The concrete titan was coming apart.
But this time, she didn't fall far. When she finally caught herself—her mechanical hand latching onto a crack in the surface—she realized she was back on top of the dam.
Pei Ran turned her head.
The massive concrete man was almost entirely buried now, only its upper torso still protruding from the dam's surface.
It was frozen in the middle of its struggle, as if casting one last desperate gaze toward the distant shore—before collapsing with a thunderous crash.
Within moments, it was gone.
In its place, a wide circular pit had opened in the earth. Like a funnel, it gaped downward—dark, endless.
The night wind blew gently.
The roar of shattering concrete had gone quiet.
The Tangu Dam fusion had died.
The dam itself remained motionless—frozen across the Yara River, still holding back the 15 billion tons of water stored in the Tangu Reservoir.
Dong—
Dong—
Dong—
The air was crisp. The night wind carried a metallic ringing across the darkness—clear and echoing. Three chimes, as always.
Pei Ran turned her head.
Across the reservoir, on the vast expanse of the Xipu Plains, a soft yellow glow shone from the transport vehicle—Night Sea No. 7. It had emerged from the cloud of dust and now stood quietly, waiting.

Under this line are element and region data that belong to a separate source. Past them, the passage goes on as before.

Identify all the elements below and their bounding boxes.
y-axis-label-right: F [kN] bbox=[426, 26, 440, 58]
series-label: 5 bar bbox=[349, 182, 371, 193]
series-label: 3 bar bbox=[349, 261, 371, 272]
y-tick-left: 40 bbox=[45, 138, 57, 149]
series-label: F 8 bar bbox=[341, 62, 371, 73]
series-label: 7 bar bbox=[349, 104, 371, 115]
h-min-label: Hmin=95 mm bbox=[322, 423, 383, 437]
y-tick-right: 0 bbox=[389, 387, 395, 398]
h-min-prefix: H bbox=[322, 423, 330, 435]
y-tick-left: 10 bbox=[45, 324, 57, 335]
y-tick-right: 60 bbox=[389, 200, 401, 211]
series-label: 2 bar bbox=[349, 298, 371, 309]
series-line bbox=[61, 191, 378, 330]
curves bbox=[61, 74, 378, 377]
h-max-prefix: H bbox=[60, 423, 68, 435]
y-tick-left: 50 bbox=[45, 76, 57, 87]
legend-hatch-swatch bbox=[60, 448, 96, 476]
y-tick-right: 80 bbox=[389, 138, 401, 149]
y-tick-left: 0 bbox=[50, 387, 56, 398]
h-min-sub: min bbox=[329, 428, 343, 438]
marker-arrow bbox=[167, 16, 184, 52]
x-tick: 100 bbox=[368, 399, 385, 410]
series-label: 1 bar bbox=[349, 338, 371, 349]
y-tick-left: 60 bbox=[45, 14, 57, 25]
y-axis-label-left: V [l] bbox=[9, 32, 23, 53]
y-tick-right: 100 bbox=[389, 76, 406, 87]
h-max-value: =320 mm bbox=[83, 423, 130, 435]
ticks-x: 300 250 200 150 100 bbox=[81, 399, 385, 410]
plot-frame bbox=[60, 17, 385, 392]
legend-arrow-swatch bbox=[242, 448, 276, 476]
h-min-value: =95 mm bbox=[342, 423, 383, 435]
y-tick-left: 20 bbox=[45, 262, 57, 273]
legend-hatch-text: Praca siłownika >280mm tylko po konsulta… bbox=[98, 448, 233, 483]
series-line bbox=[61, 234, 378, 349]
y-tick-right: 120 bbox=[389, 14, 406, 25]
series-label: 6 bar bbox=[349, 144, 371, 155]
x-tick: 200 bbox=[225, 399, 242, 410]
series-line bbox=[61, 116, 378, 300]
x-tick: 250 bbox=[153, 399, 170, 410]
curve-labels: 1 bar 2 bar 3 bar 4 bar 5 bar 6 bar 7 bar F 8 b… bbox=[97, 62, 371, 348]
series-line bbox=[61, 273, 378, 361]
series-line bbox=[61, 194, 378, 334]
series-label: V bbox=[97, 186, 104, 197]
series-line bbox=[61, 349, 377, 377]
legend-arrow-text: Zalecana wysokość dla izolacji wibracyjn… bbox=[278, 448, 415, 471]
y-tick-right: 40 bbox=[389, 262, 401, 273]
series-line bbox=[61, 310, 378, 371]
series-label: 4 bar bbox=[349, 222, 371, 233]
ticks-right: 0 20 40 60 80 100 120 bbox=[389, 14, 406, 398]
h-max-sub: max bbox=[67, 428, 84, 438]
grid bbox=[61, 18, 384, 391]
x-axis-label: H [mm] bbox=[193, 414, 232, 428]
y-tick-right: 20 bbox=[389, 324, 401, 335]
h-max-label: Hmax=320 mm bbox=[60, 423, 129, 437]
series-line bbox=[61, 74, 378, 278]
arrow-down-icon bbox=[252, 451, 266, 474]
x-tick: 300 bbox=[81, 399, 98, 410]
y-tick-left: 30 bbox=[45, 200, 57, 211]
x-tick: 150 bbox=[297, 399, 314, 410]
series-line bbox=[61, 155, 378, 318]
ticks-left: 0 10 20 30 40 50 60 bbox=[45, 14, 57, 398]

Aisha and the others were still there, waiting for her.
Heijing.
Inside the command center.
Everyone's nerves were stretched to the limit. Every pair of eyes was locked on the main display, which had just gone dark.
But only for a moment.
The screen flickered back to life.
The feed resumed.
The camera followed Subject 1593—the Silent One—as she burst from the opening and tumbled downward.
The spinning footage made some people dizzy. Her black mechanical hand slammed into the ground, stopping her fall.
She had landed safely.
The inspection drone's camera swung back toward the dam.
The towering concrete giant had collapsed—sinking into the earth, swallowed by the pit. The entire dam froze—completely still.
The command center went silent.
Marshal Veina finally spoke. "It… died?"
"Yes," W replied.
Someone asked cautiously, "So… does that mean the Tangu Dam is…"
W answered, calm and certain, "It's no longer moving. Still in place on the Yara River."
A beat of silence passed—then the entire hall erupted into thunderous cheers.